Washabaugh is hardly atypical. Is he really different from some of the faculty at Marquette? How is he different, for example, from Sharon M. Chubbuck of Marquette’s Education School. When students disagree with her leftist political opinions, she derides and demeans them as follows:
Given the blinders of their common white, middle- to upper-middle class experiences, a small group of our students, when challenged to consider teaching for social justice, becomes recalcitrant, burrowing deeper into their mono-cultural understanding of life. . . . As seen in the student journals quoted above, some resist what seems like an imposition of political views, failing to realize that not raising issues of injustice can also be considered an imposition of political views by virtue of what is left unsaid.And how is Washabaugh different from Philosophy Department Chair James South, who tore down a quotation from Dave Barry from the door of a Graduate student, claiming it was “patently offensive.”

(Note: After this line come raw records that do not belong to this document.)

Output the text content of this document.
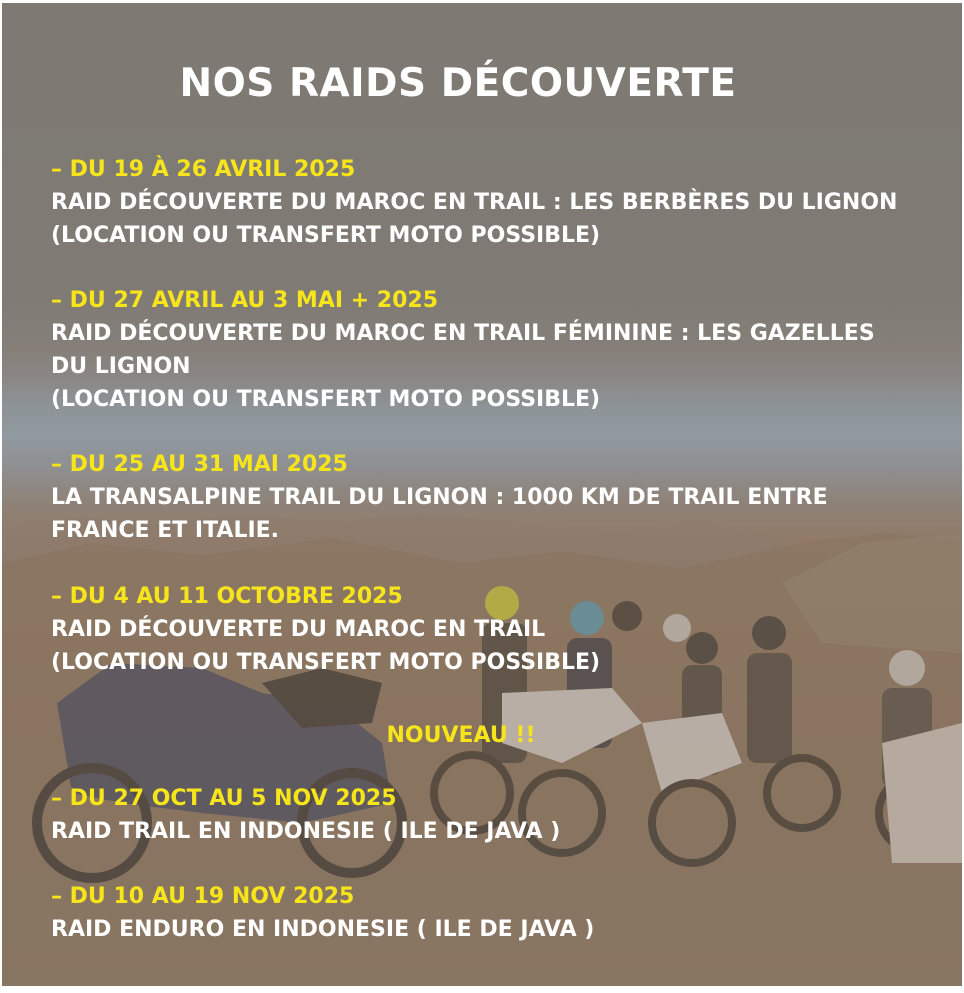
NOS RAIDS DÉCOUVERTE
– DU 19 À 26 AVRIL 2025
RAID DÉCOUVERTE DU MAROC EN TRAIL : LES BERBÈRES DU LIGNON
(LOCATION OU TRANSFERT MOTO POSSIBLE)
– DU 27 AVRIL AU 3 MAI + 2025
RAID DÉCOUVERTE DU MAROC EN TRAIL FÉMININE : LES GAZELLES
DU LIGNON
(LOCATION OU TRANSFERT MOTO POSSIBLE)
– DU 25 AU 31 MAI 2025
LA TRANSALPINE TRAIL DU LIGNON : 1000 KM DE TRAIL ENTRE
FRANCE ET ITALIE.
– DU 4 AU 11 OCTOBRE 2025
RAID DÉCOUVERTE DU MAROC EN TRAIL
(LOCATION OU TRANSFERT MOTO POSSIBLE)
NOUVEAU !!
– DU 27 OCT AU 5 NOV 2025
RAID TRAIL EN INDONESIE ( ILE DE JAVA )
– DU 10 AU 19 NOV 2025
RAID ENDURO EN INDONESIE ( ILE DE JAVA )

We might ask the same question about faculty who recently spoke at a campus program on rape. Male students were told they are part of a “rape culture.” Feminist professor Theresa Tobin explained that all men are part of a “protection racket.” Because of the threat of rape, a woman “needs to be protected by men against other men.” Tobin, according to one sympathetic student, teaches that capitalism and Catholicism are “among the most guilty parties” in oppressing women.
Let’s be blunt. Academics inhabit a very narrow, parochial and intolerant culture. It’s deeply ironic — and indeed utterly absurd — that they should talk about intolerance elsewhere.